Mesaj Sayısı: 29.261



Site
« : 04 Ekim 2010, 17:17:28 »



İslam İnancında Şeytan 2

d. İsyanı ve İnadı

Şeytan için bitişin başlangıcı isyanı; bitişi geri dönülmez hale getiren de inadı olmuştur. O, Hz Âdem’e secde etmemiş, Allah’ın sözünü tutmamıştı. Rabbin emrine muhalefet etme manalarına gelen isyan, şeytanın birinci yanlışlığı oldu. O, emir geldiği zaman, diretip kibirlenmiş, küstahlaşarak emre karşı gelmişti. Allah: “Emrettiğim halde secde etmekten seni alıkoyan nedir?” diye sorgulayınca da Ben ondan daha hayırlıyım, beni ateşten yarattın onu çamurdan deme cüretini göstermişti. Secde etmediğine pişman olmamıştı ki Allah’a karşı böyle küstahça karşılık veriyordu. Bu da onun ikinci yanlışlığı oldu. İsyan etmiş, sonra da inat etmişti. Diretip inat etmeseydi belki de kurtulabilirdi. Nitekim Hz Âdem, hatasını anlayınca derhal Allah’a yönelmiş ve affa mazhar olmuştu. İblis bunu yapmamış, hatasını unutturacak bir hayır da işlememişti. Bu yüzden isyanı, onu başkalarından ayıran önemli bir özelliği oldu. Hakka muhalefet söz konusu olunca isyan; isyan söz konusu olunca şeytan akla gelir oldu. Hz İbrahim, putperest olan babasını tevhit dinine davet ederken: “Babacığım, şeytana tapma, çünkü şeytan Rahman’a isyan etmişti” diyerek şeytanın başka değil, sadece bu yanına dikkat çekmekteydi.
Allah’a asi olan şeytana itaat edip onu dost edinme, bir kafir sıfatıdır. İsyankar şeytana uyma, insanı Allah’a isyana götürür. Düşmanın dostu da düşmandır. İnsanın şeytanla olan irtibatı, imanı ölçüsündedir. İmandan hiç nasibi olmayanların dostları, amirleri başlarına tebelleş olmuş arkadaşları ise şeytanlardır: “Şeytanları, iman etmeyenlerin dostları yapmışızdır.” İmansızlık ile şeytanet arasında bir cazibe vardır. Korumasız bahçeye zararlı böcekler hücum eder. “Biz kafirlerin üzerine kendilerini iyice isyana sevk eden şeytanları gönderdik” ayetinde de ifade edildiği gibi, imansız kalblere şeytanlar sataşır. Kafirler şeytanları sever, şeytani hasletlere, hareketlere tutkundurlar. Hayırsız, hayırsızla düşer kalkar. İmansızların bütün temayülleri, şeytanette olduğundan önlerine şeytanlar düşer, başlarına şeytanlar geçer ve artık onları diledikleri yere sevk ederler.

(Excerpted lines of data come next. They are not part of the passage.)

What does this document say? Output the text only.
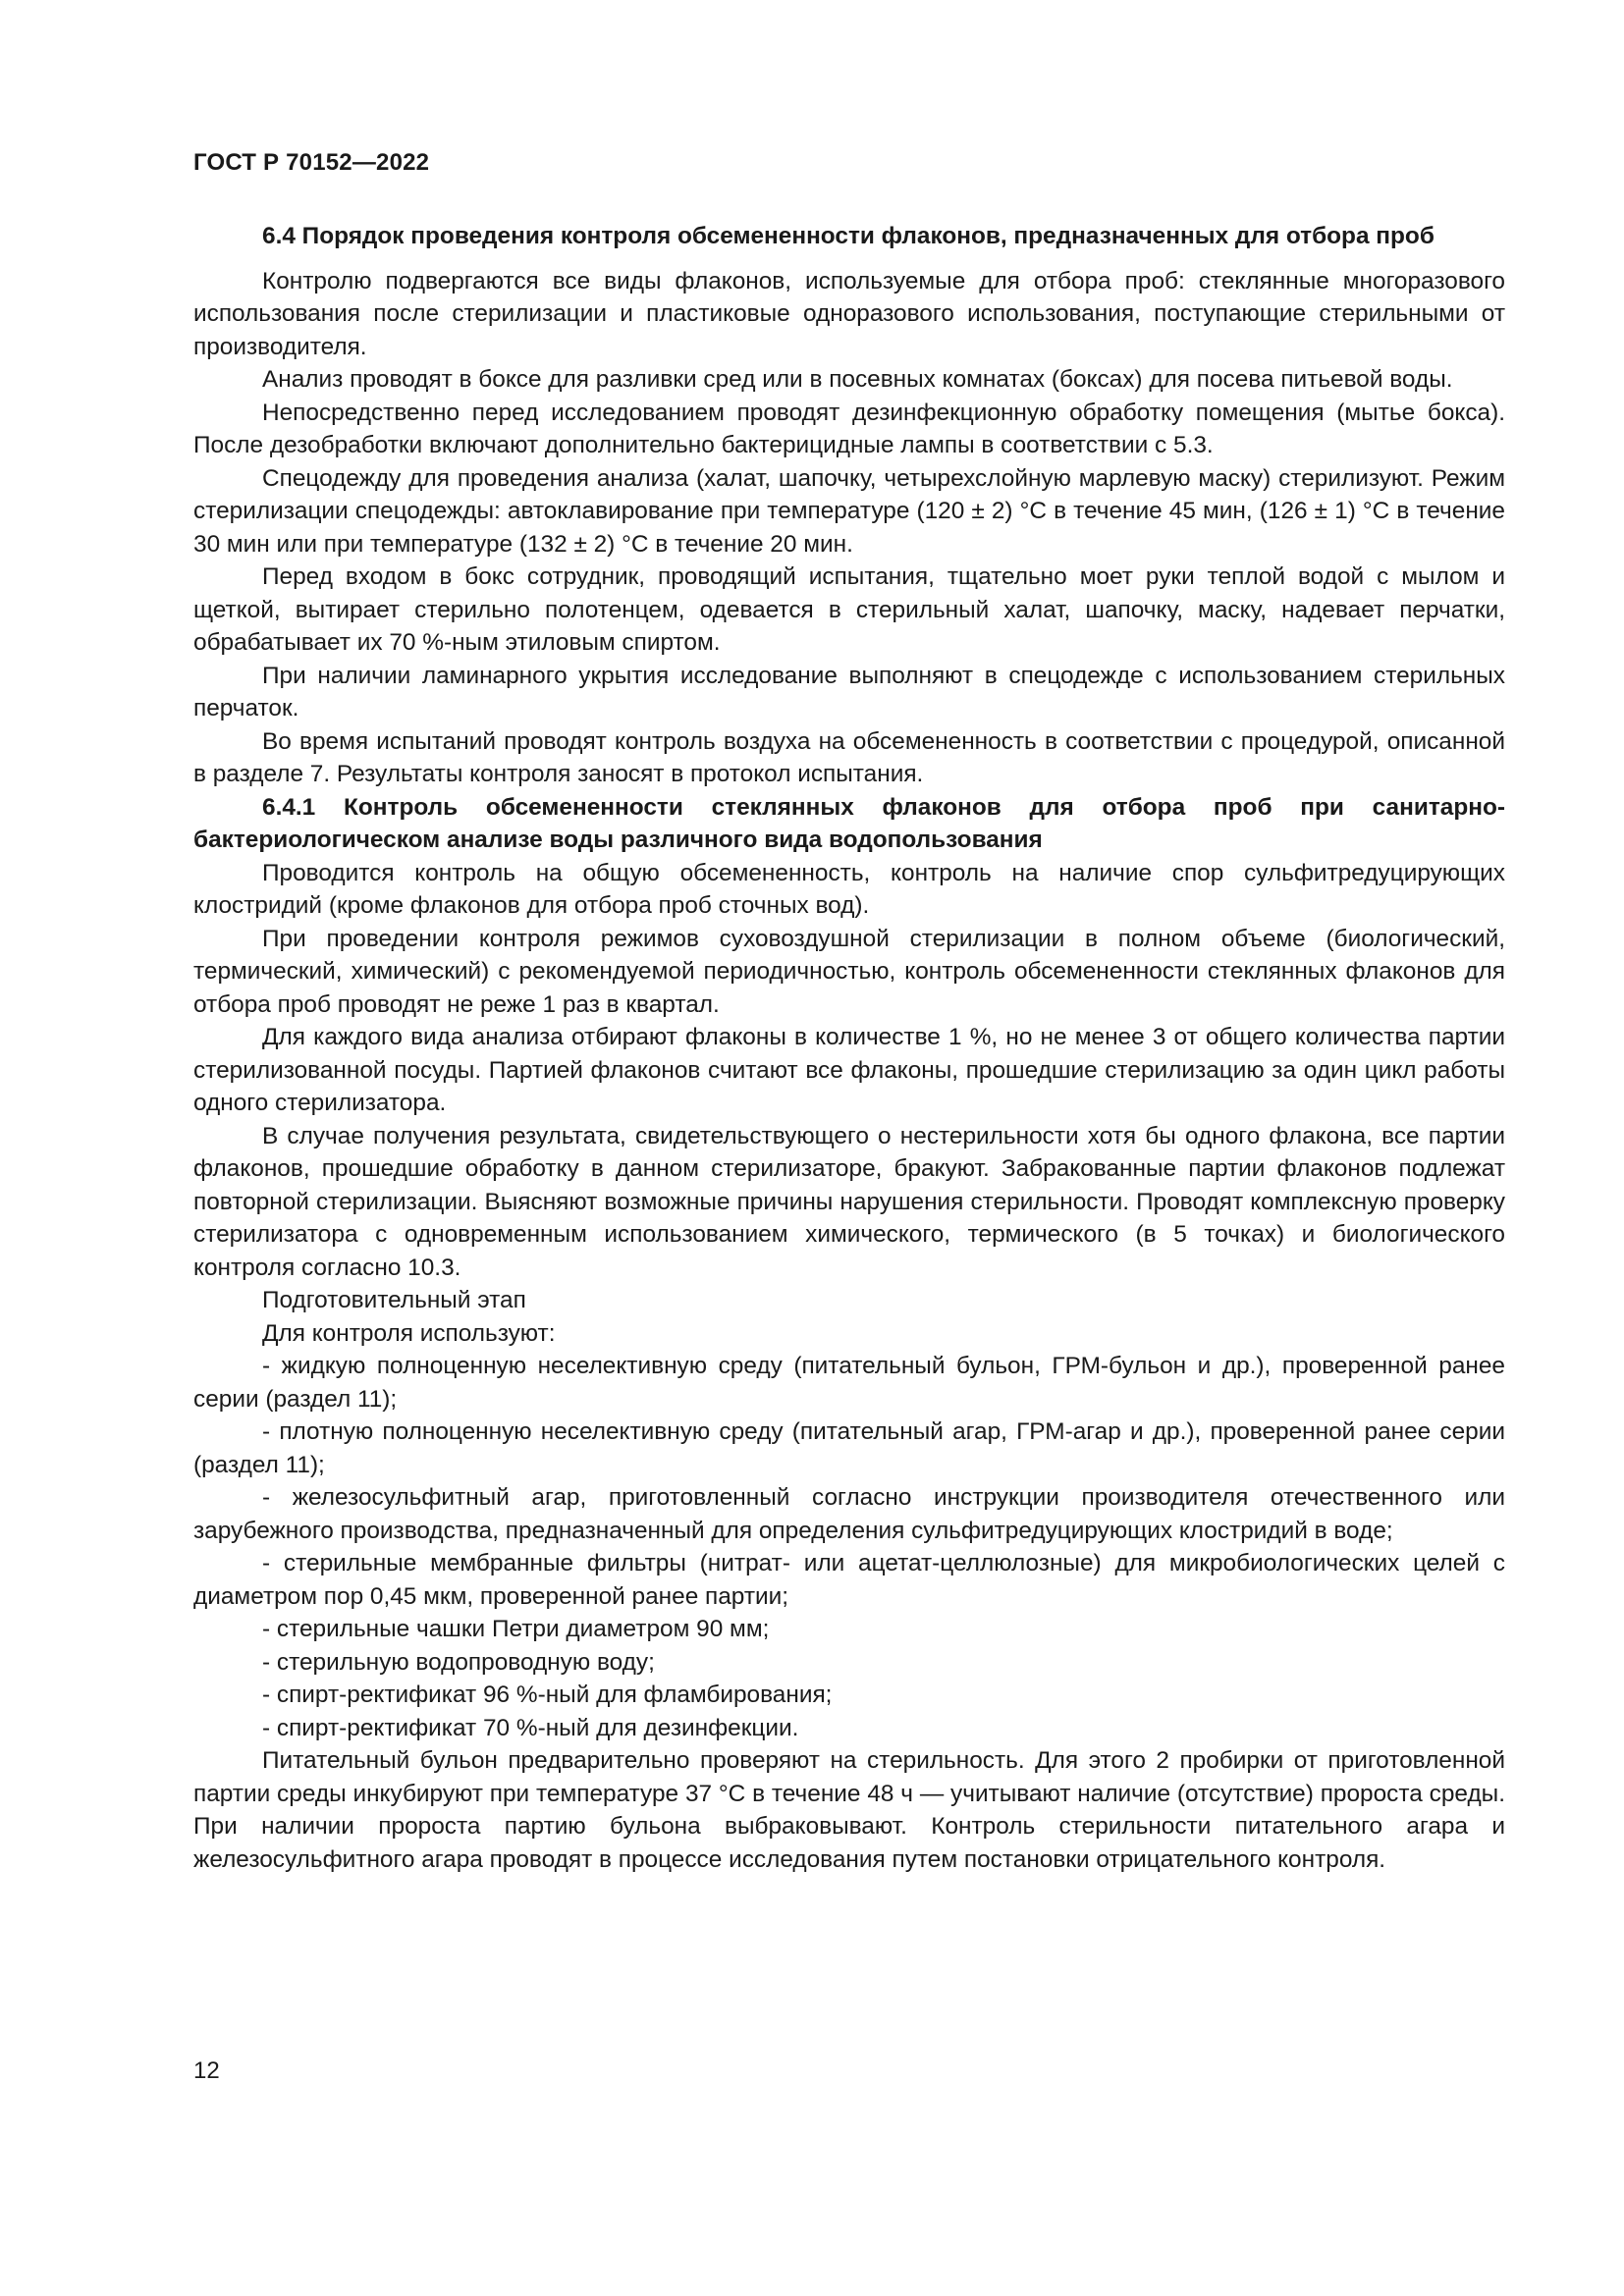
ГОСТ Р 70152—2022

6.4 Порядок проведения контроля обсемененности флаконов, предназначенных для отбора проб

Контролю подвергаются все виды флаконов, используемые для отбора проб: стеклянные многоразового использования после стерилизации и пластиковые одноразового использования, поступающие стерильными от производителя.

Анализ проводят в боксе для разливки сред или в посевных комнатах (боксах) для посева питьевой воды.

Непосредственно перед исследованием проводят дезинфекционную обработку помещения (мытье бокса). После дезобработки включают дополнительно бактерицидные лампы в соответствии с 5.3.

Спецодежду для проведения анализа (халат, шапочку, четырехслойную марлевую маску) стерилизуют. Режим стерилизации спецодежды: автоклавирование при температуре (120 ± 2) °C в течение 45 мин, (126 ± 1) °C в течение 30 мин или при температуре (132 ± 2) °C в течение 20 мин.

Перед входом в бокс сотрудник, проводящий испытания, тщательно моет руки теплой водой с мылом и щеткой, вытирает стерильно полотенцем, одевается в стерильный халат, шапочку, маску, надевает перчатки, обрабатывает их 70 %-ным этиловым спиртом.

При наличии ламинарного укрытия исследование выполняют в спецодежде с использованием стерильных перчаток.

Во время испытаний проводят контроль воздуха на обсемененность в соответствии с процедурой, описанной в разделе 7. Результаты контроля заносят в протокол испытания.

6.4.1 Контроль обсемененности стеклянных флаконов для отбора проб при санитарно-бактериологическом анализе воды различного вида водопользования

Проводится контроль на общую обсемененность, контроль на наличие спор сульфитредуцирующих клостридий (кроме флаконов для отбора проб сточных вод).

При проведении контроля режимов суховоздушной стерилизации в полном объеме (биологический, термический, химический) с рекомендуемой периодичностью, контроль обсемененности стеклянных флаконов для отбора проб проводят не реже 1 раз в квартал.

Для каждого вида анализа отбирают флаконы в количестве 1 %, но не менее 3 от общего количества партии стерилизованной посуды. Партией флаконов считают все флаконы, прошедшие стерилизацию за один цикл работы одного стерилизатора.

В случае получения результата, свидетельствующего о нестерильности хотя бы одного флакона, все партии флаконов, прошедшие обработку в данном стерилизаторе, бракуют. Забракованные партии флаконов подлежат повторной стерилизации. Выясняют возможные причины нарушения стерильности. Проводят комплексную проверку стерилизатора с одновременным использованием химического, термического (в 5 точках) и биологического контроля согласно 10.3.

Подготовительный этап

Для контроля используют:

- жидкую полноценную неселективную среду (питательный бульон, ГРМ-бульон и др.), проверенной ранее серии (раздел 11);

- плотную полноценную неселективную среду (питательный агар, ГРМ-агар и др.), проверенной ранее серии (раздел 11);

- железосульфитный агар, приготовленный согласно инструкции производителя отечественного или зарубежного производства, предназначенный для определения сульфитредуцирующих клостридий в воде;

- стерильные мембранные фильтры (нитрат- или ацетат-целлюлозные) для микробиологических целей с диаметром пор 0,45 мкм, проверенной ранее партии;

- стерильные чашки Петри диаметром 90 мм;

- стерильную водопроводную воду;

- спирт-ректификат 96 %-ный для фламбирования;

- спирт-ректификат 70 %-ный для дезинфекции.

Питательный бульон предварительно проверяют на стерильность. Для этого 2 пробирки от приготовленной партии среды инкубируют при температуре 37 °C в течение 48 ч — учитывают наличие (отсутствие) пророста среды. При наличии пророста партию бульона выбраковывают. Контроль стерильности питательного агара и железосульфитного агара проводят в процессе исследования путем постановки отрицательного контроля.

12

Şeytan, insanı fakirlikle korkutur, sadaka vermekten alıkoymaya çalışır. Kötülük adına ne varsa hepsinin yapılmasını emreder. Bunları allayıp pullayarak insanlara çok cazip gösterir. Bunların yanında bir de insanları namazdan alıkoymaya çalışır. Zira namazlarını kılan kimse, şeytanın en çok rahatsızlık duyduğu bir işi yapıyor demektir. Onun kötülükleri emretmesine bedel “namaz, fuhşiyattan ve hoş olmayan her şeyden nehyeder.”

Şeytanın daha birçok özelliği vardır ve bunları hedefine ulaşabilmek için kullanır. O, vesvese verdiği yerde süsler . Kötülüğü emrettiği yerde korkutur. O, körelttiği iyi hasletlerine bedel, bütün kötü sıfatları kendinde toplamış ve onları inkişaf ettirmiştir. Tıpkı bir insanın iradesini şer ve kötülük adına kullanıp, zamanla tüm hayır ve iyiliklere kapanması gibi. Şeytanın kendi gayesine ulaşması adına kullandığı bu hususiyetlerinin yanında onun zatıyla alakalı iki özelliği daha vardır: O, mel’un ve racimdir: Allah’ın huzurundan kovulmuş, hakarete maruz kalmış, rezalet ve helakete uğramış, horlanmış, lanetlenmiş, derdest edilerek kapı dışarı edilmiştir.
Şeytan, Hz. Âdem yaratılmadan önce de bu özelliklere sahipti. Fakat, o vakte kadar bunları kullanacak zemin oluşmadığından dışa vurmamıştı..

KUR’ÂN’DA ŞEYTAN

Kur’ân-ı Kerim, insanlara hem rehberdir, hem de rahmet. Şeytan hakkında bilgi vermesi onun rehberliği, vartalarına karşı insanı uyarıp, alınması gereken önlemler üzerinde durması da onun rahmet yanıdır.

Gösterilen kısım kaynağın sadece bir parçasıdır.